28 avril 2022 - 07:00
Réforme de la santé : les syndicats demeurent sceptiques
Par: Sarah-Eve Charland
Les syndicats du CISSS de la Montérégie-Est accueillent froidement la nouvelle réforme de la santé présentée par le gouvernement du Québec. Photothèque | Le Courrier ©

Les syndicats du CISSS de la Montérégie-Est accueillent froidement la nouvelle réforme de la santé présentée par le gouvernement du Québec. Photothèque | Le Courrier ©

Annoncé en grande pompe récemment, le Plan pour mettre en œuvre les changements nécessaires en santé a été accueilli froidement par les syndicats du personnel du Centre intégré de santé et de services sociaux (CISSS) de la Montérégie-Est.

Le ministre de la Santé et des Services sociaux, Christian Dubé, a présenté une réforme qui se veut plus humaine et plus performante. Les syndicats reconnaissent l’effort. Ils ne rejettent pas du revers de la main l’ensemble du document. Bien au contraire, certains aspects leur plaisent comme la décentralisation et l’interdisciplinarité, mais certains doutes subsistent.

Pas de moyens concrets

Pour la représentante nationale de l’Alliance du personnel professionnel et technique de la santé et des services sociaux (APTS), Joëlle Lavoie-Vigeant, l’absence d’échéancier clair pose problème. « On espère que ce n’est pas juste un exercice de relations publiques en vue des prochaines élections, mais qu’il y ait une réelle volonté politique d’améliorer les choses. On espère que le gouvernement va mettre en place des mesures rapidement parce qu’il y a une urgence d’agir. On espère qu’ils vont prioriser les mesures qui visent une meilleure organisation du travail. »

La Fédération professionnelle de la santé du Québec (FIQ) souhaitait y voir certaines priorités, dont la mise en place de moyens concrets pour éliminer le temps supplémentaire obligatoire, un encadrement strict de la main-d’œuvre indépendante et des consignes sur les ratios personnel-patients. « Le plan ne répond pas à l’ensemble de nos priorités. On ne mentionne pas les moyens pour y arriver. On ne mentionne pas les ratios professionnel-patient. On est déçus », admet la présidente Julie Bouchard.

La réforme met à l’avant-plan l’accès à une porte d’entrée unique pour la première ligne qui prendra la forme du Guichet d’accès à la première ligne. Parmi les actions proposées, on mentionne une décentralisation des pouvoirs. Le président du Syndicat des travailleuses et travailleurs du Centre intégré de santé et services sociaux de la Montérégie-Est-CSN, Daniel Laroche, déplore que les employés doivent traverser une nouvelle réforme même s’il accueille favorablement la décentralisation.

Mme Lavoie-Vigeant abonde dans le même sens. « Il n’y a pas énormément de mesures concrètes qui expliquent comment ça va se faire. Décentraliser peut être positif, mais pour nous, la démarche n’est pas claire. »

Le gouvernement s’est engagé à éliminer le recours au temps supplémentaire obligatoire (TSO). « C’est déjà une promesse qui a été faite il y a quatre ans, rappelle Julie Bouchard. Force est de constater que le temps supplémentaire obligatoire est toujours un fléau dans le réseau de la santé. On s’entend avec le gouvernement; il ne doit plus y avoir du TSO comme mode de gestion. Mais comment y arriver? Ça n’apparaît nulle part. »
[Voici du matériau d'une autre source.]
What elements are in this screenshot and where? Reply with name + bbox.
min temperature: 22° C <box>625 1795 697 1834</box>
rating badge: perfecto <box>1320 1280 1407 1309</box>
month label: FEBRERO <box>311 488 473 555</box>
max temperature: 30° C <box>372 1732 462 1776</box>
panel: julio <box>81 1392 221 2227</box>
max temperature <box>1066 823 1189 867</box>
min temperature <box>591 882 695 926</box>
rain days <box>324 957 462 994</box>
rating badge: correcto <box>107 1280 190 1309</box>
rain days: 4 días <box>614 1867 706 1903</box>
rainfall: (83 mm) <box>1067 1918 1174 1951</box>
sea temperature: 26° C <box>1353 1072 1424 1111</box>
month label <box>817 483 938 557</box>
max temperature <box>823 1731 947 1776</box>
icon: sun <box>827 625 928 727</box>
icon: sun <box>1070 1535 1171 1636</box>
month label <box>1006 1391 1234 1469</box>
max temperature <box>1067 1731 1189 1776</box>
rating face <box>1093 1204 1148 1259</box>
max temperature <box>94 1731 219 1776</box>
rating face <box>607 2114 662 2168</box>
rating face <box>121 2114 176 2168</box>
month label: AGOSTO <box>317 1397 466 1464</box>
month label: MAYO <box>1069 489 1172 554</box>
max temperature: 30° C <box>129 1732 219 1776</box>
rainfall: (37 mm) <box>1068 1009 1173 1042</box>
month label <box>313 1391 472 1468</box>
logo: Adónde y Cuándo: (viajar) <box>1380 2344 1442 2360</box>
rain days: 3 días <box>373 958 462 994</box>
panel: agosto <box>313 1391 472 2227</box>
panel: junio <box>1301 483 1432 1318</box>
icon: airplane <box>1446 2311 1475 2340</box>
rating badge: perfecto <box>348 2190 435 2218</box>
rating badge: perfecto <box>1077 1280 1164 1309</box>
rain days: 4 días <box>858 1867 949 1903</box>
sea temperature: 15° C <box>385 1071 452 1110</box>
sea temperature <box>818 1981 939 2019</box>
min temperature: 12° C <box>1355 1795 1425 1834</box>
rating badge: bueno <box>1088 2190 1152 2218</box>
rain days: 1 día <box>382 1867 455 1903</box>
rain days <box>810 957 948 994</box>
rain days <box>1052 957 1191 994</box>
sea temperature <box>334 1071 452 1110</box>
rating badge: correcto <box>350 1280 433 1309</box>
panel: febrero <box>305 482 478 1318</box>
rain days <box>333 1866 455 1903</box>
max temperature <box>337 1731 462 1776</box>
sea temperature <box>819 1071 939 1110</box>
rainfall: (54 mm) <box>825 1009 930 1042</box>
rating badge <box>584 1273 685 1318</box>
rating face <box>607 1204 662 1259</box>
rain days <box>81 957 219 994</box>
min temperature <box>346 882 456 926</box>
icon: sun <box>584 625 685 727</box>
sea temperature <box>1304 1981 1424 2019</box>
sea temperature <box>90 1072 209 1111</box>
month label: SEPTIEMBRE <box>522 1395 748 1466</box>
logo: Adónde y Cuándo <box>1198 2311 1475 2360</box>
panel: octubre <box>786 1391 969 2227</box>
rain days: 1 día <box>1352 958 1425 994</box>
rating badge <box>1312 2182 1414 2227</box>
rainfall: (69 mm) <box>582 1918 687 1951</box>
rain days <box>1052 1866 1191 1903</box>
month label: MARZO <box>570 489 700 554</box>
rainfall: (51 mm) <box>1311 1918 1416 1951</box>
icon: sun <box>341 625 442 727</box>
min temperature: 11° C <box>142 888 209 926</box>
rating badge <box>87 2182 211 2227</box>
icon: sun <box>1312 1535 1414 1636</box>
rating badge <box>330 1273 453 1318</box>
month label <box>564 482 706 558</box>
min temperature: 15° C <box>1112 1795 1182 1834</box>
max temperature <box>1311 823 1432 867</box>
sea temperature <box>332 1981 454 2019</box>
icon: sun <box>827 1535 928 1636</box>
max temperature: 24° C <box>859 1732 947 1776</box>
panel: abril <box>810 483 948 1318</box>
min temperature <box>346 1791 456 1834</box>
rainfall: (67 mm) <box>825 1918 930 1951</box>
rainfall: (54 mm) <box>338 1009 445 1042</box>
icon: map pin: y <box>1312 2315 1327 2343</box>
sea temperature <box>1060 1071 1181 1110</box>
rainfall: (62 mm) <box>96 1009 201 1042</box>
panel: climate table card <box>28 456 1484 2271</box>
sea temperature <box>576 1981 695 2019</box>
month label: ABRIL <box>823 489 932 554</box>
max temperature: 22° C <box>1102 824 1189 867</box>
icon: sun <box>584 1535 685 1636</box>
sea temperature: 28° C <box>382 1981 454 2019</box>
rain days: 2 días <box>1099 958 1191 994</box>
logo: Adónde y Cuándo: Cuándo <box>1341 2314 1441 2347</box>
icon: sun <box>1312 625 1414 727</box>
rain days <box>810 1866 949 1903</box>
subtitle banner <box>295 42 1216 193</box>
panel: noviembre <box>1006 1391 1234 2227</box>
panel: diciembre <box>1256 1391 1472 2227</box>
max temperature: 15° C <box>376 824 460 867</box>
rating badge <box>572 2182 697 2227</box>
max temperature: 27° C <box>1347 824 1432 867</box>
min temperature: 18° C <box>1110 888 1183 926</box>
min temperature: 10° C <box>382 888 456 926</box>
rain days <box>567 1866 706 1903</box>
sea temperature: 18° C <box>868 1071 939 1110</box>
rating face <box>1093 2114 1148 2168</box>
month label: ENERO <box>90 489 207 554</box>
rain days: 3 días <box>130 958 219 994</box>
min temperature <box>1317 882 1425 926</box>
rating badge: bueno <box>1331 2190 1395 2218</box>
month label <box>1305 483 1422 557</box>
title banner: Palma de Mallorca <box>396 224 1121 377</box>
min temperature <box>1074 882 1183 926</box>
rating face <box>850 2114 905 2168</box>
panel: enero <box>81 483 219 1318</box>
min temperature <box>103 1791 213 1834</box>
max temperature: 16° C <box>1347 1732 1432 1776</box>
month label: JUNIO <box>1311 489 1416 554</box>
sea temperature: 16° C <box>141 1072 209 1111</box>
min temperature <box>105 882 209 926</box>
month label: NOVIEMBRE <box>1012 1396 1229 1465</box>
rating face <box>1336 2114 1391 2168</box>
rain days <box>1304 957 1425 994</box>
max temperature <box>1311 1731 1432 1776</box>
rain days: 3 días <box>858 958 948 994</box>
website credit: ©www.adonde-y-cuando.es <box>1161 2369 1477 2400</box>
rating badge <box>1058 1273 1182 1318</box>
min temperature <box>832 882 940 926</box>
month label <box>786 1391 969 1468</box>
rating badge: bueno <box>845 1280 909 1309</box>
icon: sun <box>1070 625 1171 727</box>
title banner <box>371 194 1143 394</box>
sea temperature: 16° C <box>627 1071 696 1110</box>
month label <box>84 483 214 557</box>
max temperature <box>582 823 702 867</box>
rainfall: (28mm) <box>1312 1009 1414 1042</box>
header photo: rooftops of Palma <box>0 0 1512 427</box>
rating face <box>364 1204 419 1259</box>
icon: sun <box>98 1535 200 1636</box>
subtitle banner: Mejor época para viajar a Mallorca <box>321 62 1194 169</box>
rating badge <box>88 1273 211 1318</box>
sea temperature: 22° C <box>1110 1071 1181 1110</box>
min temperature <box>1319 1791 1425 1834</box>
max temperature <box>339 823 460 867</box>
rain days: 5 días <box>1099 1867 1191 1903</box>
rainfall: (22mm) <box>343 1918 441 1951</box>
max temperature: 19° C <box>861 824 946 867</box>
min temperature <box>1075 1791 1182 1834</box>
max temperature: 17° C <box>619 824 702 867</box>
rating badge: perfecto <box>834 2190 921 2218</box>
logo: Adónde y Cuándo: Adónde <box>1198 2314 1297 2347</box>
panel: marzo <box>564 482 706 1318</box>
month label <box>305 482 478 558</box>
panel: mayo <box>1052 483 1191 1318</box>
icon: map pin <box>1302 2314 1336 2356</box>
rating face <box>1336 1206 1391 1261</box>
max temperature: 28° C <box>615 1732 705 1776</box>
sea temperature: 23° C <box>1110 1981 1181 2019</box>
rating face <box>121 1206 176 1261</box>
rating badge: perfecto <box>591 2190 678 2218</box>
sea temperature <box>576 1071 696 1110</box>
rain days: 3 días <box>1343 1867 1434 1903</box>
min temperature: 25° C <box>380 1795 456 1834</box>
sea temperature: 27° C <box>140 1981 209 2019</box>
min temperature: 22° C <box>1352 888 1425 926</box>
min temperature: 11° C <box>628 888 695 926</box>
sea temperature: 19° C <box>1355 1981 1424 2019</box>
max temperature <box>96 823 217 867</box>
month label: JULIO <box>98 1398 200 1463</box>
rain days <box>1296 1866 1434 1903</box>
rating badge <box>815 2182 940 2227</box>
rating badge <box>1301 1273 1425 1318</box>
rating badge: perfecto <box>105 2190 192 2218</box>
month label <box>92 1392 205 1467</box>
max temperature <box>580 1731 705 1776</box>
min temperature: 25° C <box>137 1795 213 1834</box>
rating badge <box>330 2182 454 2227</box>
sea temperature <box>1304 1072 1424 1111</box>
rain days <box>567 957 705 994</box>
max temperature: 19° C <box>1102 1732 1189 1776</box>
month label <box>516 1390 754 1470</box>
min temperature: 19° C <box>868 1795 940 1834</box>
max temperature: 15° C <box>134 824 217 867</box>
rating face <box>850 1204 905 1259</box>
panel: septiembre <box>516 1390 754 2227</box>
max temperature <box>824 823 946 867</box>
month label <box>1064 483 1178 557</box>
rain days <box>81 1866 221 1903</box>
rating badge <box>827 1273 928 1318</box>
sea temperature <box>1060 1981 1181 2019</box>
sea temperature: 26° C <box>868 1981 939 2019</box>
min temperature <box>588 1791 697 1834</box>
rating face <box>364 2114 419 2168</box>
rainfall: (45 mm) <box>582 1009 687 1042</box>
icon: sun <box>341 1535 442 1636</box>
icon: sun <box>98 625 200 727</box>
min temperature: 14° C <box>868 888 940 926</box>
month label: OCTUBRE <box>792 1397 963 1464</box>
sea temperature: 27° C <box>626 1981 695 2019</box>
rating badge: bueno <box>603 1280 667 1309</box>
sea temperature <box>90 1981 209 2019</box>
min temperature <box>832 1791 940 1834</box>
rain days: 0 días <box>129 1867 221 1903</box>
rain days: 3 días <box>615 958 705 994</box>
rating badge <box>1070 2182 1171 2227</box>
Le gouvernement compte aussi miser sur une plus grande place du secteur privé, ce qui a notamment fait réagir les syndicats. Pour M. Laroche, prendre cette direction accentuera le fossé entre les secteurs privé et public tout en ouvrant la porte à un exode des employés.

« En chirurgie par exemple, les cas lourds se retrouvent dans le secteur public et les cas plus légers dans le secteur privé. Ça risque de générer un exode. Les travailleurs ne voudront pas gérer uniquement des cas lourds, affirme M. Laroche. Au privé, dans plusieurs situations, les gens seront en mesure d’améliorer leur sort. Au contraire, il faudrait diminuer la présence du privé pour ramener du monde dans le secteur public. Si on a plus de personnel, on sera en mesure d’offrir de meilleurs services. Ça passe notamment par l’élimination de la main-d’œuvre indépendante. »

Une plus grande collaboration demandée

L’APTS rappelle que la réforme n’est pas le résultat d’une collaboration avec les acteurs du réseau. « Notre plus grand souhait, c’est que la refonte du système soit faite en collaboration avec les organisations syndicales et les acteurs du réseau. Pour nous c’est primordial de le faire en collaboration avec les organisations syndicales pour trouver des solutions pérennes qui vont parler aux gens. Beaucoup d’employés ont vécu deux ou trois réformes. Il y a une perte de sens au niveau de leur travail », mentionne Joëlle Lavoie-Vigeant.